The Day I Accidentally Took My Kids to a Nude Beach

There was no sign. I’d like that on the record.

Having a bad parenting day? Lost your temper? Forgot spirit week? Sent your kid to school in pajamas on a day that was not pajama day?

Take heart. It cannot be worse than the day I accidentally took my children to a nude beach.

Let me set the scene.

We were on a Spring Break road trip through California—the kind where you stack the itinerary with “core memories” like you’re trying to win Parenting Olympics. Disneyland? Check. Scenic coastal drive? Check. Paragliding off cliffs north of San Diego so we can all feel alive and mildly irresponsible? Absolutely.

At the time, we had two teens and two tweens, which is a demographic famously easy to please. If you’ve never planned a trip for that age range, imagine organizing a group dinner where half want sushi, half want burgers, and one doesn’t want anything.

Paragliding felt like the rare unicorn: thrilling enough for the teens, novel enough for the tweens, and outdoorsy enough to make us feel like the kind of family who owns matching water bottles.

We arrived, only to learn the winds were so strong that all flights were grounded.

Nothing humbles a carefully curated family experience like weather.

So there we stood, staring down at this gorgeous beach below us—wide, golden, dotted with people who looked, from several hundred yards up, like happy little ants enjoying a perfect day.

“Well,” I said, with the optimism of a woman who has already Googled how to make disappointment sound fun, “let’s hike down and at least enjoy the beach.”

Everyone agreed.

Because from that distance, it looked like a normal beach.

And let me be very clear: there was no signage. Not a whisper. Not a hint. Not even a suspiciously cheerful warning like, “Welcome! Freedom awaits!”

We hiked down the steep path, feeling outdoorsy and carefree. We reached the sand, and my family immediately ran toward the water—splashing, laughing, fully clothed like the wholesome people we believed ourselves to be.

I, meanwhile, turned to the left.

A man was walking toward us.

He looked… happy. Relaxed. Free, even.

And then my brain did that slow buffering thing where it tries to process what the eyes are seeing but would really prefer not to.

There was… movement.

There was… a distinct lack of fabric.

And then, like a headline breaking across my consciousness in all caps:

NAKED.

Now imagine the camera pulling back.

I slowly turned, scanning the beach for the first time with full awareness.

You know that scene in Finding Nemo where everything is fine until suddenly it’s not, and Marlin realizes he’s surrounded by jellyfish?

That was me.

Except instead of jellyfish, it was people.

Dozens of them.

All completely, enthusiastically, unapologetically naked.

Walking. Talking. Tossing a frisbee. Eating sandwiches like this was just… Tuesday.

It was, in many ways, a lovely picture of humanity. A wide range of body types.

A lot of it.

All at once.

Right in front of my children.

I moved toward my family the way you do when you discover a bear in your kitchen: calm on the outside, screaming internally.

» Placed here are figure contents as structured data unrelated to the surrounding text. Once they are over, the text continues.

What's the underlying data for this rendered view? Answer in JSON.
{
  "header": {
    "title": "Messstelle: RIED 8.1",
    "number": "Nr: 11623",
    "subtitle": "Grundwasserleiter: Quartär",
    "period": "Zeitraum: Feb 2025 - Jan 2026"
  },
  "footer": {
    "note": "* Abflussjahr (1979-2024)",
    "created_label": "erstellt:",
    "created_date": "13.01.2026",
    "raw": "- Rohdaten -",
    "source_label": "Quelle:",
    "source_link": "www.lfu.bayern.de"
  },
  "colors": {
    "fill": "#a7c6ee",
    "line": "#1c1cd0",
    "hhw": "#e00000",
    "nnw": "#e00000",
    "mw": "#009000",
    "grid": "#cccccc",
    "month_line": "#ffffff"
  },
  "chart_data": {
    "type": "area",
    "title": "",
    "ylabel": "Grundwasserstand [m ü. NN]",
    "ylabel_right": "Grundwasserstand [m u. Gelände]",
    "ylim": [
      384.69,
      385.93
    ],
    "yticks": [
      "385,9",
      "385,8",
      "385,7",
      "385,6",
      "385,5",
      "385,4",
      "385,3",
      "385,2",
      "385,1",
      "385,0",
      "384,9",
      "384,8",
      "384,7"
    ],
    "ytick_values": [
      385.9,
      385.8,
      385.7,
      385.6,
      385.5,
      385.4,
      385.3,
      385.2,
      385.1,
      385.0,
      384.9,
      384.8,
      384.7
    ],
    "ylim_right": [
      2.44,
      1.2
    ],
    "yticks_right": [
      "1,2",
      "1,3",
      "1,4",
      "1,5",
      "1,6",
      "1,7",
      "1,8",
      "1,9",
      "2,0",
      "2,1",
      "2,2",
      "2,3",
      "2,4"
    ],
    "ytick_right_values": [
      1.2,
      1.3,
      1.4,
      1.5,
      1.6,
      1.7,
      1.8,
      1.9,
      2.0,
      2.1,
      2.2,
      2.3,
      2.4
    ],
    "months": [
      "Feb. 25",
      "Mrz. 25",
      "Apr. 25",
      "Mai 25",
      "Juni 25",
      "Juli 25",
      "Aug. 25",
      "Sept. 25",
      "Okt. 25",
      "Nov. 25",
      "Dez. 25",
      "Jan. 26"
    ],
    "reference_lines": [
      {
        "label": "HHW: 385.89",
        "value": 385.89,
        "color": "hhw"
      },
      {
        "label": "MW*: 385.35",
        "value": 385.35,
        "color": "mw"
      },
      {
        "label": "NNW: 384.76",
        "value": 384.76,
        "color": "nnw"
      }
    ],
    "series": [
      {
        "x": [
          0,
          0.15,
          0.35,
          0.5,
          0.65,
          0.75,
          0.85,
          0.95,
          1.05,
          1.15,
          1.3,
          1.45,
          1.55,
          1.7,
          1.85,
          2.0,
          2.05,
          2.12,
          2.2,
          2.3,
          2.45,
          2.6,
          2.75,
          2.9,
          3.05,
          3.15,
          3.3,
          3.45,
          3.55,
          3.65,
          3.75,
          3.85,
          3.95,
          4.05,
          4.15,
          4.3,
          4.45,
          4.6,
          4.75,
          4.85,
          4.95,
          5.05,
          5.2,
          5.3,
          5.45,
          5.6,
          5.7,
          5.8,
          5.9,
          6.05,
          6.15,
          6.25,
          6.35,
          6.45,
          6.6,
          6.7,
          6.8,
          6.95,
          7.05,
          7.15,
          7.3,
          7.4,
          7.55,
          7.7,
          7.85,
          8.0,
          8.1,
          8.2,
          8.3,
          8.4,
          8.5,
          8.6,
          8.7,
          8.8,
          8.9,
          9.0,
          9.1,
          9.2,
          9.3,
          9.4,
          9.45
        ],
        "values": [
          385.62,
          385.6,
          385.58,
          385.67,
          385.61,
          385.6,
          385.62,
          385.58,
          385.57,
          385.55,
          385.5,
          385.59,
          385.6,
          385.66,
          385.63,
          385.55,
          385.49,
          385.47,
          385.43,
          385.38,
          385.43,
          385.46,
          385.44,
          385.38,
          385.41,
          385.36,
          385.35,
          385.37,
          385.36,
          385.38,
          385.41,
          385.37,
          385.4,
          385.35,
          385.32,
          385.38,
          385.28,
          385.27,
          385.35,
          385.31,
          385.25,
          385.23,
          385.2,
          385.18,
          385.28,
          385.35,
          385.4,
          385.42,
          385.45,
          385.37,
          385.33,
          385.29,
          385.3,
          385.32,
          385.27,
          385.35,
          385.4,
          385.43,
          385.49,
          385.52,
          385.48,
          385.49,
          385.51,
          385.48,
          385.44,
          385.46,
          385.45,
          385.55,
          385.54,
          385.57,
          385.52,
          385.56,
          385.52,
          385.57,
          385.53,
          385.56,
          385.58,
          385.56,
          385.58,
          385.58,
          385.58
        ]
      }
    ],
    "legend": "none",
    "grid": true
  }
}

“Hon,” I whisper-shouted to my husband, “I don’t want to alarm you, but I believe we are on a nude beach.

His eyes widened slowly, like a man watching his life flash before him in increasingly uncomfortable detail.

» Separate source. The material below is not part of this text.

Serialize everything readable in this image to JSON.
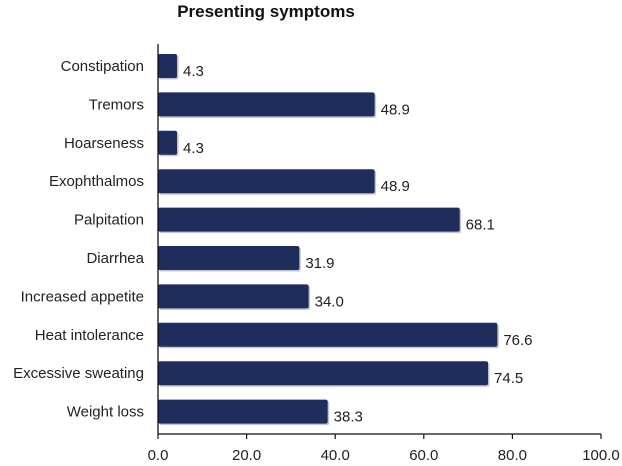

“Kids,” he said, in a tone usually reserved for emergency exits on airplanes, “we need to head back to the car. Now.”

Of course, this is the exact moment our children decided to become observant.

They turned.

They saw.

Their eyes widened to a size previously thought anatomically impossible.

And then we did what any loving, responsible parents would do: we herded them up that cliff like we were fleeing a natural disaster, while I repeated loudly—possibly for legal reasons—“There were NO SIGNS. Right? Everyone agrees there were NO SIGNS?!”

By the time we reached the top—sweaty, winded, and significantly more educated—we were laughing so hard we could barely stand.

The kind of laughter that comes when something is so completely, absurdly off-script there’s nothing left to do but surrender to it.

It is now, without question, one of our most memorable family moments.

Which is both comforting and… a little concerning.

Because here’s the thing no one tells you when you become a parent: the moments that stick are rarely the ones you plan.

They’re the ones that unravel.

The ones that feel, in real time, like you’ve absolutely blown it.

But later?

They’re the stories.

The ones your kids tell—with laughter, not trauma.

“We were together. It was ridiculous. It was us.”

We think we’re supposed to create perfect memories, like childhood is a highlight reel we’re producing.

But most of the time, we’re just… there.

Making decisions with limited information and a hopeful attitude.

Sometimes very limited information. (I feel compelled to mention one last time there were NO SIGNS. Would it have killed the beach authorities to put up a sign?!?)

And somehow, that’s what sticks.

So if today feels like a parenting failure—if everything is off, or messy, or not at all what you intended—you’re probably not ruining their childhood.

You might just be giving them a great story.

And if nothing else, your kids will never be able to say you were boring.